Africa always seems to get less attention than it deserves, which is remarkable given how enormous it is, in terms of sheer geography and population. I bitterly complained earlier how muslims worldwide favor injustices by Jews on muslims in the Middle East and tend to ignore the far more serious plight of muslims in Africa, usually preyed upon by other muslims. However the general apathy towards Africa extends throughout our society, all the way to the top. Case in point, we haven’t really heard much from President Obama in terms of Africa-specific policy.
I’m certainly not the first to note the absence of Africa as a policy agenda for the Obama Administration. Blogger Bruce Dixon, of the Black Agenda Report, has looked at it as well and evaluated Obama’s policy thus far. Here’s his comments on Africa policy specifically:
Obama’s Africa Policy: Our Brotherman and the Motherland
In recent years the US has provided arms transfers, military training and military assistance to more than 50 out of Africa’s 54 nations. Hence Africa is the most war-torn region on earth, containing millions of square miles in which hospitals, schools, agriculture, industry and civil society have collapsed into vast law-free zones, such as the eastern Congo, where 5 million souls have perished since the mid 1990s. These law-free zones have proven an ideal business-friendly environment for the extraction of Congo’s timber and mineral wealth, including 90% of the world’s coltan, an essential strategic mineral found in every cell phone, computer, aircraft and modern electronic device. Resources extracted from law free zones in the Congo and elsewhere in Africa invariably find their way into “legitimate” markets of Western Europe and the US.
While the death toll in neighboring Darfur the death toll is a twentieth or a hundredth that of the Congo, according to Mahmood Mandani and others who are in a position to know, but the Obama Administration, just like the Bush Administration before it, calls Darfur a “genocide,” and not the Congo. The difference, say many, is that the Sudanese oil is being pumped out by the Chinese, while the profits from 5 million Congolese dead end up here. The “genocide” label is about as truthful as Saddam’s WMD, another excuse for military intervention.
Barack Obama has been to Somalia, but his administration continues the twenty year low-intensity war against that unhappy country. Somalia hasn’t had a central government in two decades not because its people don’t want one, but because successive US Republican and Democratic administrations brand as “terrorist Al Qeada sympathizers” any Somali government that won’t grant the US the exclusive rights to the untapped lake of oil beneath the country.
The Bush administratin established AFRICOM, the US imperial command on the continent, a move so unpopular that only one African government in 54 will dare openly accept it, fearing the wrath of their own constituents. Although it is a military command headed a black US general AFRICOM is seconded by a civilian from the State Department, and liberally sprinkled with representatives of every US civilian governmental, and some ostensible non-governmental entity which does business in Africa. Thus AFRICOM deliberately blurs the line between US civilian and military involvement on the African continent, and even more thoroughly militarizes US policy toward Africa.

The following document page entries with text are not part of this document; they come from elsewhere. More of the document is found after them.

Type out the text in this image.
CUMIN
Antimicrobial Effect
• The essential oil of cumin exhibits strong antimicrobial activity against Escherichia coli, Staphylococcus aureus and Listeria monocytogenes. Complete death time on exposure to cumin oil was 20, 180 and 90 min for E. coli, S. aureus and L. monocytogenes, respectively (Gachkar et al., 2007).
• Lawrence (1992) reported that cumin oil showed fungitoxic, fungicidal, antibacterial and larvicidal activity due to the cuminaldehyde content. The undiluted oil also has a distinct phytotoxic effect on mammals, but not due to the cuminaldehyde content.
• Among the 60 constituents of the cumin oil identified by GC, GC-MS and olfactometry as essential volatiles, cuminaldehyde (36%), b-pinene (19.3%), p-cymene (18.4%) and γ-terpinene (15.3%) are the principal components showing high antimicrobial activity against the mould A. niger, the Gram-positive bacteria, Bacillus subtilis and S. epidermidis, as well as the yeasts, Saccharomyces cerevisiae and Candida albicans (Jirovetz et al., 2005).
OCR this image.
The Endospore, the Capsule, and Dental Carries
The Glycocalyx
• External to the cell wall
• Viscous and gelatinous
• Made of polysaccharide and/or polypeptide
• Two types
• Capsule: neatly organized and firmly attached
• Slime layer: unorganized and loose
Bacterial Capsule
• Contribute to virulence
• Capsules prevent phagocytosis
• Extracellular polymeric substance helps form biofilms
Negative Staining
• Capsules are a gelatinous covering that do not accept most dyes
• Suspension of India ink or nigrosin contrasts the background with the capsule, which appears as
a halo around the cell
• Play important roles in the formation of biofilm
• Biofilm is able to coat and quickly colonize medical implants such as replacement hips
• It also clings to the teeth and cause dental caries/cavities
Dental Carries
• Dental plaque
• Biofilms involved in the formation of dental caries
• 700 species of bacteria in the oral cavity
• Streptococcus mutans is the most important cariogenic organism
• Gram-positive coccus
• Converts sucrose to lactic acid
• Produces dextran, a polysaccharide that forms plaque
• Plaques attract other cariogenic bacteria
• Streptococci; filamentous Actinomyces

Nobody who thinks half a minute about it imagines that the militarization of Africa, and of US policy toward Africa is a good thing. It has been US policy for more than two decades. Among the bipartisan designers of this policy are Obama’s top foreign policy advisors including Madeline Albright and Susan Rice. You can look awfully hard for some good news in Obama’s policy toward Africa so far, and find no reason for optimism.
We’ll give him one point out of five anyway, for no good reason. Call it hope.
Obama has a lot of time ahead to devote more attention to the dark continent. I am more willing to give him leeway for now because after all, the Prez has plenty on his plate. But by the time Obama starts asking America to give him another term, there needs to be a broader focus than the economy and the war. This is Nation Building in its purest, most honorable sense.
Related – I gave President Bush some well-deserved kudos for his own policy in Africa. I expect Obama to do far better, though – and not because he’s black, but because he’s a liberal.